La substance de la fleur devient une encre colorée d’un bleu intense, presque noir, une couleur qui dit la fin d’un cycle, « l’inquiétude » croissante, disait Goethe. Précisément, il écrit à propos de la couleur « bleu-rouge » que « cette inquiétude augmente quand l’intensification progresse […][7] ». Ce « bleu-rouge », c’est-à-dire des violets, parmes et mauves au sujet desquels il écrivait : « Le bleu s’intensifie doucement en direction du rouge et prend là un caractère d’efficacité, bien qu’il se trouve du côté passif. […] L’intensification elle-même ne peut être freinée, et de même on souhaite continuer à cheminer avec cette couleur, non pas pour avancer activement, mais pour trouver un point où l’on puisse se reposer. […] Nous connaissons cette couleur très diluée sous l’appellation « mauve » ; mais sous cette forme, elle a quelque chose de vif sans être gaie. […][8] ». Il ira jusqu’à qualifier cette couleur d’une « présence insupportable ».

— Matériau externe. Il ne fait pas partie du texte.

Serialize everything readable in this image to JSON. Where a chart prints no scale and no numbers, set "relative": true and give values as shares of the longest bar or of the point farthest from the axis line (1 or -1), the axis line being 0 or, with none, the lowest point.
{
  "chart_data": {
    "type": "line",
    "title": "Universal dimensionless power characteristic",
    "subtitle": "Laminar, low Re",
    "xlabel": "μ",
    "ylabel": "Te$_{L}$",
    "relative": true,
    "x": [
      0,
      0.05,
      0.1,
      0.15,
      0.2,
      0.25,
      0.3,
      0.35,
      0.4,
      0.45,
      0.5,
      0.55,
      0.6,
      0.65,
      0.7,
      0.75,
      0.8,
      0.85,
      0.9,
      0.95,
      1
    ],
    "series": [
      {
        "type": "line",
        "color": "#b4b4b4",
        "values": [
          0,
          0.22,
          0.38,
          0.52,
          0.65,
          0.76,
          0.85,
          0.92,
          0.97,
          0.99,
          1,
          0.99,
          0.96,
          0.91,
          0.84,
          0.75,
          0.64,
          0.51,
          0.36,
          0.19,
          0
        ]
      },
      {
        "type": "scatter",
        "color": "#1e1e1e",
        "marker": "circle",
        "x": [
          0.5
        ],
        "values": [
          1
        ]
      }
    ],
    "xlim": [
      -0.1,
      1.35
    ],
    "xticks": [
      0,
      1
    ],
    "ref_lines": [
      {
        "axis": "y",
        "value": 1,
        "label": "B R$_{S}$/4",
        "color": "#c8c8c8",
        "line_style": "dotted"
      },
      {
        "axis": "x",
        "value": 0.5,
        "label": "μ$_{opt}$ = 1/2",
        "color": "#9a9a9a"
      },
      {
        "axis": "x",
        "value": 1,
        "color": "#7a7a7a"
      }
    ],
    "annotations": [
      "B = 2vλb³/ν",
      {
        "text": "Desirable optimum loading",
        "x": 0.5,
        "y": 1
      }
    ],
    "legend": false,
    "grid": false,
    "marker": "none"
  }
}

La part de perception sensible de la couleur semble revêtir une dimension psychologique qui n’est pas sans évoquer les différents états du fleurissement de l’iris, d’une fraicheur délicate à son dépérissement au cœur duquel une certaine forme de mélancolie s’insinue. Dans ce dépérissement qui transforme la fleur en cette substance déliquescente, on peut percevoir l’encre noire de Mélancholia qui s’interroge sur son devenir au monde. Et cette couleur, Patrick Neu la cherche tout particulièrement au point de la faire fabriquer en Chine pour obtenir cette densité si profonde qu’elle en revêt une part sombre, voire inquiétante. La couleur inscrit la forme, la révèle et l’induit. Une profondeur et une richesse qui tout autant énoncent la fin comme elle suggère le début d’un autre cycle. À l’instar de la tonalité des iris fleuris, la densité des tons violets aquarellés s’intensifie pour flirter avec le noir. Il y a un mouvement, la création d’un monde, de jour en jour, au travers de la série des aquarelles de fleur d’iris. Juste la fleur, la feuille, la tige disparaissant pour laisser place à ses comportements, temporalités et variations colorées. Là, l’intensité de l’aquarelle montre la quantité des pigments laissée par le séchage, puis la fluidité s’opacifie au gré du regard que Patrick Neu porte sur la fleur, au fur et à mesure des années. Il écrit : « Je fais le choix conscient du temps : je recommence, je recommence, jusqu’au moment où je sens que c’est juste[9]. »

[Figure 5]

 

Peindre la fadeur de l’ornement

 

Mais alors, « qu’est-ce qu’une fleur ? » S’interroge Jack Goody[10]. Et afin de poser un premier cadre d’observation, il se propose de consulter l’Encyclopædia Britannica. Il écrit : « le mot ‶fleur″ y est  ‶un terme communément utilisé pour désigner la floraison d’une plante, et, par analogie, la partie ou l’aspect le plus précieux, le plus choisi ou le plus raffiné d’une chose.″[11] » C’est aussi, d’un point de vue botanique, l’organe qui garantit la reproduction de l’espèce. Mais comme le rappelle Jack Goody « pour l’Européen d’aujourd’hui, les fleurs sont d’abord ‶d’ornement″. Dites que vous vous intéressez à la culture florale et l’on vous parlera roses, pivoines et jonquilles, ou encore jardins.[12] » La fleur, par-delà sa dimension ornementale, est fine stratège. Elle est élaboration patiente, organisée, ouverture progressive au monde, puis épanouissement et enfin flétrissement. En réalité, la fleur est l’essence même de l’origine du monde. Jack Goody synthétise de façon radicale en quelques lignes son importance : « La reproduction végétale se trouve ainsi liée à la capacité qu’aura la fleur d’attirer d’autres espèces, par sa couleur, son parfum, sa douceur ou sa forme générale, toutes qualités développées durant la période du crétacé. La sexualité est au cœur de l’existence des fleurs – et de leur rôle dans la vie humaine. Le processus de l’évolution a en même temps procuré à des animaux en nombre croissant toute l’énergie dont ils avaient besoin […]. Ainsi, c’est l’émergence des fleurs, dans leur ensemble, qui ouvrit le chemin à la domination des mammifères terrestres – et à l’apparition de l’homme.[13] »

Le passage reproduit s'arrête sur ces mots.